The dirge that accompanies the probhat feri, "Amar bhaier rokte rangano ekushey february ami ki bhulite pari" (Can I forget the twenty-first of February steeped in the blood of my brothers), is a song of remembrance and mourning. There is anger there too as well, but it is the iteration of the opening lines that accompany the barefoot procession on the day that people remember. By contrast, "I Have Not Come Where They Laid Down Their Lives" – the title given to the translation by Kabir Chowdhury --  is, from the very beginning,  an angry poem, a poem of determination, even while being an elegy. At the same time, it is a poem that encapsulates what being Bangali means. It is almost epic in scope as it embraces the land and people of Bengal, the writers who have glorified its spirit. The complex of grief and anger, of celebration and remembrance make it unique.
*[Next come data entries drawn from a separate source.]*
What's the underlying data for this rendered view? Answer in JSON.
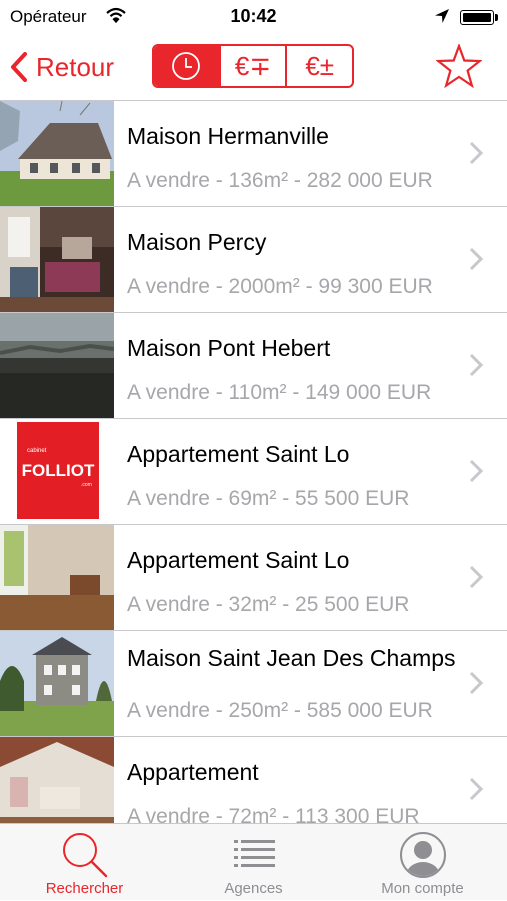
{
  "status_bar": {
    "carrier": "Opérateur",
    "time": "10:42"
  },
  "nav": {
    "back_label": "Retour",
    "segments": [
      {
        "icon": "clock-icon",
        "active": true
      },
      {
        "icon": "euro-minus-plus-icon",
        "label": "€∓",
        "active": false
      },
      {
        "icon": "euro-plus-minus-icon",
        "label": "€±",
        "active": false
      }
    ],
    "favorite_icon": "star-icon"
  },
  "accent_color": "#e8262c",
  "listings": [
    {
      "title": "Maison Hermanville",
      "subtitle": "A vendre - 136m² - 282 000 EUR"
    },
    {
      "title": "Maison Percy",
      "subtitle": "A vendre - 2000m² - 99 300 EUR"
    },
    {
      "title": "Maison Pont Hebert",
      "subtitle": "A vendre - 110m² - 149 000 EUR"
    },
    {
      "title": "Appartement Saint Lo",
      "subtitle": "A vendre - 69m² - 55 500  EUR",
      "logo_text": "FOLLIOT"
    },
    {
      "title": "Appartement Saint Lo",
      "subtitle": "A vendre - 32m² - 25 500  EUR"
    },
    {
      "title": "Maison Saint Jean Des Champs",
      "subtitle": "A vendre - 250m² - 585 000 EUR"
    },
    {
      "title": "Appartement",
      "subtitle": "A vendre - 72m² - 113 300 EUR"
    }
  ],
  "tabs": [
    {
      "label": "Rechercher",
      "icon": "search-icon",
      "active": true
    },
    {
      "label": "Agences",
      "icon": "list-icon",
      "active": false
    },
    {
      "label": "Mon compte",
      "icon": "user-icon",
      "active": false
    }
  ]
}
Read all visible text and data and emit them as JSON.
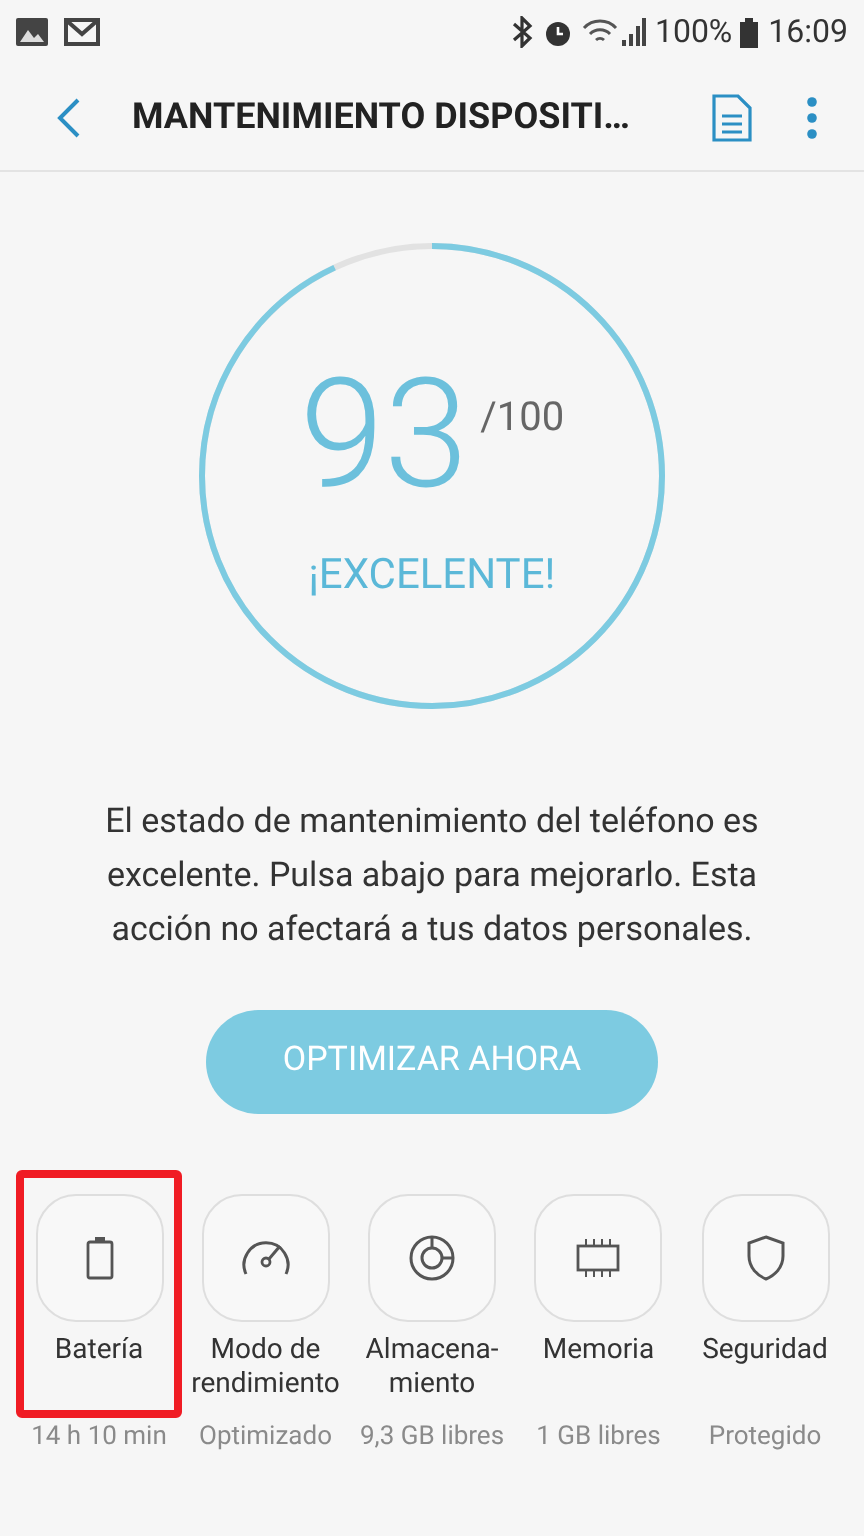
{
  "status_bar": {
    "battery": "100%",
    "time": "16:09"
  },
  "header": {
    "title": "MANTENIMIENTO DISPOSITI…"
  },
  "score": {
    "value": "93",
    "max": "/100",
    "rating": "¡EXCELENTE!",
    "level": 0.93
  },
  "message": "El estado de mantenimiento del teléfono es excelente. Pulsa abajo para mejorarlo. Esta acción no afectará a tus datos personales.",
  "button": "OPTIMIZAR AHORA",
  "items": [
    {
      "kind": "battery",
      "label": "Batería",
      "detail": "14 h 10 min",
      "highlighted": true
    },
    {
      "kind": "performance",
      "label": "Modo de rendimiento",
      "detail": "Optimizado",
      "highlighted": false
    },
    {
      "kind": "storage",
      "label": "Almacena-miento",
      "detail": "9,3 GB libres",
      "highlighted": false
    },
    {
      "kind": "memory",
      "label": "Memoria",
      "detail": "1 GB libres",
      "highlighted": false
    },
    {
      "kind": "security",
      "label": "Seguridad",
      "detail": "Protegido",
      "highlighted": false
    }
  ]
}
In his essay "Twentyfirst February," in Essays on Ekushey: The Language Movement 1952 (1994), Khan Sarwar Murshid noted how the commemorations of Ekushey had become part of "a Government supported orthodoxy." The earlier fervour where individuals with small bunches of flowers in their hands walked slowly to pay their homage to the language martyrs has been replaced by political bands and institutional groups vying for position in front of the television cameras.

The fire that inspired Mahbub's poem seems to have died down where the Ekushey commemorations are concerned. The gate from which the procession emerged – now part of the Dhaka Medical College and Hospital – is lost behind makeshift shops and hordes of rickshaws. Only, if one looks up, can one see the plaque commemorating the event that took place there.

The killers of Rafiquddin, Jabbar, Barkat, Salam, Ohiullah and Shafiur Rahman  were not punished. But, yes, Bangla became a state language along with Urdu. The events of 1952 have led to the recognition of the importance of mother tongues. On November 17, 1999, UNESCO adopted a resolution proclaiming February 21 International Mother Language Day. The day is no longer just Shaheed Dibosh, Language Martyrs' Day, but a day which recognizes the right of every individual to speak in his or her own language.

However, every time there is injustice, every time those in power order or allow the innocent to be killed, the spirit that inspired Mahbub Alam Chowdhury to write his poem flares again.

Niaz Zaman, Advisor, Department of English and Modern Languages, Independent University, Bangladesh, is a writer and translator.